Method A total of 541 out-patients, 18-86 years old, were recruited to this 24-week, placebo-controlled, double-blind study of three fixed doses (37.5, 75 and 150 mg/day) of venlafaxine ER.
Results All doses of venlafaxine ER showed efficacy superior to placebo, apparent from week 2, that was sustained throughout the 24-week study for the two higher doses. The discontinuation rate did not differ significantly among the treatment groups.

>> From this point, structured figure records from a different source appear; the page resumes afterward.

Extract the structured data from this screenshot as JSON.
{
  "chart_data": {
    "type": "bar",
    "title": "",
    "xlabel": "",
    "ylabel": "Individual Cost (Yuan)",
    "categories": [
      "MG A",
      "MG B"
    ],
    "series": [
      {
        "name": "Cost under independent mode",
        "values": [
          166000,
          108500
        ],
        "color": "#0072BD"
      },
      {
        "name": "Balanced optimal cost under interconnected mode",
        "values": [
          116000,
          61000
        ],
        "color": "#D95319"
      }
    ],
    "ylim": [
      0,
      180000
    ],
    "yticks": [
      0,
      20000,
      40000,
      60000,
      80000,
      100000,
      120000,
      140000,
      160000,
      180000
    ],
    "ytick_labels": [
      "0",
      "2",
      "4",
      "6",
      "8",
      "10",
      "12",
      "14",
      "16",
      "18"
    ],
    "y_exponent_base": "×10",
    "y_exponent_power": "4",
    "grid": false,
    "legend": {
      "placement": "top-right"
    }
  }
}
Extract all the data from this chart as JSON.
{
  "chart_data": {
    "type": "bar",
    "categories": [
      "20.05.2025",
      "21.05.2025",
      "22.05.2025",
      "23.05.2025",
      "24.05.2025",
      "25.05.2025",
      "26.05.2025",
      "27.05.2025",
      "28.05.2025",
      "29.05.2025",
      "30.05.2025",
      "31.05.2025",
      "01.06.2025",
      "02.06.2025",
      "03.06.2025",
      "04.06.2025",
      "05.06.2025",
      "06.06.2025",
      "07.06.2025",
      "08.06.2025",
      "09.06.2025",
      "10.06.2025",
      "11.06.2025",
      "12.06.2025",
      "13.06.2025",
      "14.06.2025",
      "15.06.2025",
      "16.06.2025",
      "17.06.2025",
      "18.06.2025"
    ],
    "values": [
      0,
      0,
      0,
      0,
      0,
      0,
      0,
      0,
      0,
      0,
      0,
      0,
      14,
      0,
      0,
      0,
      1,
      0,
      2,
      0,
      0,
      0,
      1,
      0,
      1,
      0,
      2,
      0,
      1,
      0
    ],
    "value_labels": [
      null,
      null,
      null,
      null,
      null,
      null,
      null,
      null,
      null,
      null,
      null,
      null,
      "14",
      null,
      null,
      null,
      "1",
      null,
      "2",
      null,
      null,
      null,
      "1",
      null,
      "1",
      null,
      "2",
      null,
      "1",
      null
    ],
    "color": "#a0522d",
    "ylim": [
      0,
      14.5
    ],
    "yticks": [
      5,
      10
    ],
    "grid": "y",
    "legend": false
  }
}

Conclusions Venlafaxine ER is an effective and safe treatment for GAD for up to 6 months.
Clinical characteristics
The American Psychiatric Association in 1980 first defined generalised
anxiety disorder (GAD) as a condition characterised by worry combined with
somatised anxiety. Subsequent revisions of the DSM nosology have focused on a
chronic state of worry combined with muscular tension, cognitive dysfunction
and poor sleep. Large-scale epidemiological studies indicate a lifetime
prevalence of 5-6% (Wittchen et
al, 1994). It is often comorbid with other disorders,
particularly major depression, panic disorder, phobic states and substance
misuse (Merikangas et al,
1996; Judd et al,
1998). It is associated with psychosocial impairment, increased
morbidity and mortality and therefore constitutes a public health problem
(Kessler & Wittchen,
2001).
Current treatments
Although the benzodiazepines are used as anxiolytics in many conditions,
they have not been indicated specifically for GAD. In the 1980s, buspirone was
introduced for treating GAD-related symptoms
(Goa & Ward, 1986).
Supportive therapy, muscle relaxation and cognitivebehavioural
techniques have some evidence of effectiveness for up to 6 months
(Fisher & Durham,
1999).
Study rationale
The efficacy in panic anxiety of clomipramine, enhancing both serotonergic
and noradrenergic transmission, and the efficacy of imipramine and trazodone
in GAD called for a study of venlafaxine in patients with anxiety disorder
(Modigh et al, 1992;
Rickels et al, 1993). This study was designed to compare the short- and long-term efficacy and
safety of three fixed doses of the serotonergic and noradrenergic reuptake
inhibitor (SNRI) venlafaxine extended release (ER) with placebo in
out-patients with GAD.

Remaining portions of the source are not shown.